The federal government is more than a mere confederation of sovereign states. It has direct authority over the people themselves to the extent of the governing power delegated to it. The United States Supreme Court has the final power to decide whether he federal government has exceeded the limits of its constitutional authority. However, over the years, the Court has tended to broaden the authority of the federal government by holding that many powers not specifically granted to the federal government are implied in the Constitution. Once it has been established that a power is properly exercisable by the federal government, any acts by it in that particular area take precedence over the acts of any state or subdivision of a state with respect to the same subject matter. The federal Constitution, the laws of the United States that are enacted under its provisions, and all treaties made under the authority of the United States are declared by the federal Constitution to be the supreme law of the land.
Accordingly, any law, whether federal or state, that violates a provision of the federal Constitution is unconstitutional. A court decision, whether federal or state, that violates a right guaranteed by the federal Constitution can be overruled by a higher court. The act of an administrative officer, either federal or state, can be overruled by a court if it conflicts with the Constitution of the United States. Nevertheless, there are many areas in which the state constitutions are supreme.
State constitutions. A state constitution performs some of the same functions for the state that the federal Constitution performs for the United States. That is to say, it outlines the general framework of the government and spells out the guarantees of fundamental human rights. However, a state constitution does not grant the state the power to govern. Instead, it functions as a limitation of the power that is inherent in the state itself. The governing power of a state exists whether there is a state constitution or not. Thus, the state constitution has been called the "mandate of a sovereign people to its servants and representatives.

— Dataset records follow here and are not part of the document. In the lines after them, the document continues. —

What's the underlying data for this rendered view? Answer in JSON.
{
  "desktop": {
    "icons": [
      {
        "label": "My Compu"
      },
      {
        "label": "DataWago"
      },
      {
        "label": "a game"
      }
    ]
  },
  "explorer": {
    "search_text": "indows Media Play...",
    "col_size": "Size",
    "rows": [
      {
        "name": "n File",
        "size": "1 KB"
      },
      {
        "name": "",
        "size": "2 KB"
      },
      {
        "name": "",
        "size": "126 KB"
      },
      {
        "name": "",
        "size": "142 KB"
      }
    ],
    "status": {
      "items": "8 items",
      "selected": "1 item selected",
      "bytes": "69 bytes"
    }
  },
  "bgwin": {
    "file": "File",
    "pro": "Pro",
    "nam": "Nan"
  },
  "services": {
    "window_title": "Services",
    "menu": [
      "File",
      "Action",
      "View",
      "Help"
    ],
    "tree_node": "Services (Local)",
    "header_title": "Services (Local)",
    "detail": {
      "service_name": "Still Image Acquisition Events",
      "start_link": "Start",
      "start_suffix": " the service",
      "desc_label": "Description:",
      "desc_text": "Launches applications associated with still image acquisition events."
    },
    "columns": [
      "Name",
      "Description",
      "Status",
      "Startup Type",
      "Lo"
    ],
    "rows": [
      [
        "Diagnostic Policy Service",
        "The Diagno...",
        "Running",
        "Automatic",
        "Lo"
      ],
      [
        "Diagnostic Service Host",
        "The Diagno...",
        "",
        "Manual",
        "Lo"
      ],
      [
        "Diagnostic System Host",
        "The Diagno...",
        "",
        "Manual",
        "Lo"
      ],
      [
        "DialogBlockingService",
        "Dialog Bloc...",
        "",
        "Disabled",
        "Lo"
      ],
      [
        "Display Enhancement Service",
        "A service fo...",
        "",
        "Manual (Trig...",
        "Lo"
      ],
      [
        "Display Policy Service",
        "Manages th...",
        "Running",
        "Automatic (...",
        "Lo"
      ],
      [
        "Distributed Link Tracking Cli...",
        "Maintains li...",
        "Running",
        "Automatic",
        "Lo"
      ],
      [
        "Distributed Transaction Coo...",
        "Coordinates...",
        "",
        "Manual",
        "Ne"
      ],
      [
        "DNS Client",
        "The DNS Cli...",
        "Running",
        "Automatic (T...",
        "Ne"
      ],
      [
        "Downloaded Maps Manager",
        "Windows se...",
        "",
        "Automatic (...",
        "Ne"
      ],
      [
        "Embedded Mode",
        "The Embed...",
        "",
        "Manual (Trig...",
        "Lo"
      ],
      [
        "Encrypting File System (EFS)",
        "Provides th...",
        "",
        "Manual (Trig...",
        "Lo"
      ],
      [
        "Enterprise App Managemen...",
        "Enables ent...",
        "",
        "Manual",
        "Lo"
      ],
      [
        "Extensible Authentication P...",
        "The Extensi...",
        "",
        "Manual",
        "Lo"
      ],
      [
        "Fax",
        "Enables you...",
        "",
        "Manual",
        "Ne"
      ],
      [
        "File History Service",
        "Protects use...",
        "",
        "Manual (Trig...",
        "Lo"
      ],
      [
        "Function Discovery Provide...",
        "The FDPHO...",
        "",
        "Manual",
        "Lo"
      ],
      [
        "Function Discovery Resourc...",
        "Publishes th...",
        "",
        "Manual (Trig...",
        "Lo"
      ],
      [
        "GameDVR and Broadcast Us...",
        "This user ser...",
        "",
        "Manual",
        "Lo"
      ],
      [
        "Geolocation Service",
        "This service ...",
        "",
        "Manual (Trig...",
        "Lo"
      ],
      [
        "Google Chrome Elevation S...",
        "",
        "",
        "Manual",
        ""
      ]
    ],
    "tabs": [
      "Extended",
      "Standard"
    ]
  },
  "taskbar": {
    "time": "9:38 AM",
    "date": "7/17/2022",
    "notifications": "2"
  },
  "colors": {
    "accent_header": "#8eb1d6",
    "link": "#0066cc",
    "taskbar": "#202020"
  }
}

While the federal Constitution enumerates delegated powers, a state constitution limits powers already acknowledged to exist — powers which in all other respects are unlimited. The practical effects of this concept are enormously significant. For instance, if an act of a state legislature is challenged, it will be considered to be constitutional unless the state constitution or the Constitution of the federal government prohibits it. By contrast, an act of Congress must be based upon some affirmative provision of the federal Constitution and will be constitutional only if it is the exercise of a power delegated to the federal government.
Under the federal Constitution, some of the powers that otherwise would be exercisable by the states were given up and delegated to the federal government. In still other areas, however, the state constitution represents the supreme law of the state. Thus, the Constitution of the United States and the constitutions of the various states — each operative in its respective sphere — together provide the fundamental principles upon which the government of the United States is based.
STATUTES
A statute is an act of the legislature declaring, commanding, or prohibiting something; a particular law enacted and established by the will of the legislative department of government; the written will of the legislature, solemnly expressed according to the forms necessary to constitute it the law of the state.